Q. how to calculate formal charge

Definition and formula. Formal charge is an electron bookkeeping tool that helps choose the best Lewis structure. Use the formula for each atom:

\[ \text{Formal charge} = V – N – \frac{B}{2} \]

Explanation of symbols. V is the number of valence electrons the neutral atom brings. N is the number of nonbonding electrons assigned to that atom in the Lewis structure. B is the total number of bonding electrons shared in bonds to that atom. Bonding electrons means all electrons in bonds that the atom participates in, counting each shared electron individually.

Step by step procedure:

Step 1. Count V. Determine the atom’s valence electrons from the periodic table. For main group elements, this is the group number.

Step 2. Count N. Count the electrons in lone pairs on that atom. Each lone pair contributes two nonbonding electrons.

Step 3. Count B. Count all electrons in bonds attached to the atom. A single bond contributes two bonding electrons, a double bond contributes four bonding electrons, and a triple bond contributes six bonding electrons.

Step 4. Apply the formula. Compute \(\text{Formal charge} = V – N – \frac{B}{2}\). The result can be positive, negative, or zero. The sum of formal charges for all atoms equals the total charge of the molecule or ion.

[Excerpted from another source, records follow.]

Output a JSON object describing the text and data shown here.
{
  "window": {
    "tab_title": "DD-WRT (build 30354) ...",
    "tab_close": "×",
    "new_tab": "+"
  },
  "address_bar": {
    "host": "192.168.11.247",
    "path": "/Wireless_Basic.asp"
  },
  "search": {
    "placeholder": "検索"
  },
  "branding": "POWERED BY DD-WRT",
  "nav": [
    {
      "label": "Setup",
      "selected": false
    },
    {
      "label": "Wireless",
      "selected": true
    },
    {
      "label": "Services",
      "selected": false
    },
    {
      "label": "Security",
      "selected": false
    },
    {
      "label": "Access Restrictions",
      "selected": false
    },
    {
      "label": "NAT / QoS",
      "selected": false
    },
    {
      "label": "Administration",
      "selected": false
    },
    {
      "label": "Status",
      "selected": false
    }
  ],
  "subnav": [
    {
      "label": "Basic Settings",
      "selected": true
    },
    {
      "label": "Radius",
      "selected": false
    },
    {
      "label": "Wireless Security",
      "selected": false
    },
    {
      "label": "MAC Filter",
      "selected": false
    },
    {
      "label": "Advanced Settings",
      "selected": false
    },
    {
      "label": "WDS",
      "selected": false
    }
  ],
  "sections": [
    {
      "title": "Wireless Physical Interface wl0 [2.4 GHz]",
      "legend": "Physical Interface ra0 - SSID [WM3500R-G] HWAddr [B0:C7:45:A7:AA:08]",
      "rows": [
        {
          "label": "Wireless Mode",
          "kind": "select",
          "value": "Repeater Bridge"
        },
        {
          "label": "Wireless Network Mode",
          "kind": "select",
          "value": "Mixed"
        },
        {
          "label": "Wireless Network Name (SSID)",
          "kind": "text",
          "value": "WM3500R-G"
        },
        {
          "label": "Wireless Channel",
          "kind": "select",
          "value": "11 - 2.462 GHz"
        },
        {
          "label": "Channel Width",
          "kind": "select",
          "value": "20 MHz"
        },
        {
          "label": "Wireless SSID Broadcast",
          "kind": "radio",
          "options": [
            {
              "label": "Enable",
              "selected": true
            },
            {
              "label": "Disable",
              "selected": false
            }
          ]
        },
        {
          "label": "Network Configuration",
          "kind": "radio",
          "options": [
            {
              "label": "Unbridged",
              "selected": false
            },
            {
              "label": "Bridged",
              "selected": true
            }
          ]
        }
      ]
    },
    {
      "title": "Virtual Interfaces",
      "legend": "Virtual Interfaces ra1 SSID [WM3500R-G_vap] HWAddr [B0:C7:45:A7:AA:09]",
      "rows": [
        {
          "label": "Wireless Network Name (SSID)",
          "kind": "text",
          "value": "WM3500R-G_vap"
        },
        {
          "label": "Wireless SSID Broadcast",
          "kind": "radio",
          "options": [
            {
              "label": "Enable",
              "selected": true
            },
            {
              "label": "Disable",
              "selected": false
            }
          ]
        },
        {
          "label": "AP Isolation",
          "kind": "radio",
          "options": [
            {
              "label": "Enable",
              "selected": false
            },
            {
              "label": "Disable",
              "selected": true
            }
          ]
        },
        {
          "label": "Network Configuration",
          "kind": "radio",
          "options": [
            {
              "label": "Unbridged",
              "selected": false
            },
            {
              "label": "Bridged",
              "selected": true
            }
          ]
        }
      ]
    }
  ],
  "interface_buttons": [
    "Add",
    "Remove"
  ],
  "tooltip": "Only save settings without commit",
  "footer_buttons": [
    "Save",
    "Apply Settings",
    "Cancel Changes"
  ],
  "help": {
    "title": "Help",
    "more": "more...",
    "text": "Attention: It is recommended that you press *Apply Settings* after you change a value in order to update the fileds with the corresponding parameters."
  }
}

Example 1 carbon dioxide carbon atom. Write the Lewis structure with carbon double bonded to two oxygens. For the carbon atom count V equals 4. Nonbonding electrons N equals 0 on carbon. Bonding electrons B equals 8 because there are two double bonds, each double bond equals four electrons, total eight. Compute the formal charge:

\[ \text{Formal charge}_{\text{C}} = 4 – 0 – \frac{8}{2} = 4 – 4 = 0 \]

Example 1 carbon dioxide oxygen atom. For an oxygen that is double bonded to carbon count V equals 6. Nonbonding electrons N equals 4 because there are two lone pairs on that oxygen. Bonding electrons B equals 4 from the double bond. Compute the formal charge:

\[ \text{Formal charge}_{\text{O}} = 6 – 4 – \frac{4}{2} = 6 – 4 – 2 = 0 \]

Conclusion for CO2. All atoms have formal charge zero, which matches the neutral molecule.

Example 2 nitrate ion NO3 minus. Use a common Lewis structure with one N double bonded to one O and single bonded to two O atoms. The overall charge is negative one. Compute for nitrogen. V equals 5 for nitrogen. N equals 0 nonbonding electrons on nitrogen in this structure. B equals 8 bonding electrons because nitrogen participates in one double bond worth four electrons and two single bonds worth two electrons each, total eight. Compute nitrogen formal charge:

\[ \text{Formal charge}_{\text{N}} = 5 – 0 – \frac{8}{2} = 5 – 4 = +1 \]

Compute for the double bonded oxygen. V equals 6. N equals 4 from two lone pairs. B equals 4 from the double bond. Compute its formal charge:

\[ \text{Formal charge}_{\text{O(double)}} = 6 – 4 – \frac{4}{2} = 6 – 4 – 2 = 0 \]

Compute for a single bonded oxygen. V equals 6. N equals 6 from three lone pairs. B equals 2 from the single bond. Compute its formal charge:

\[ \text{Formal charge}_{\text{O(single)}} = 6 – 6 – \frac{2}{2} = 6 – 6 – 1 = -1 \]

Check total charge. Sum the formal charges: plus one from nitrogen, zero from the double bonded oxygen, and minus one from each single bonded oxygen. The sum equals minus one, matching the ion charge. Because there are three equivalent resonance forms, the negative charge is delocalized over the three oxygens in the resonance-averaged structure.

Practical tips. Aim for Lewis structures where formal charges are close to zero and where negative formal charges reside on the more electronegative atoms. For isoelectronic choices, lower magnitudes of formal charge and separation of unlike charges is usually preferred.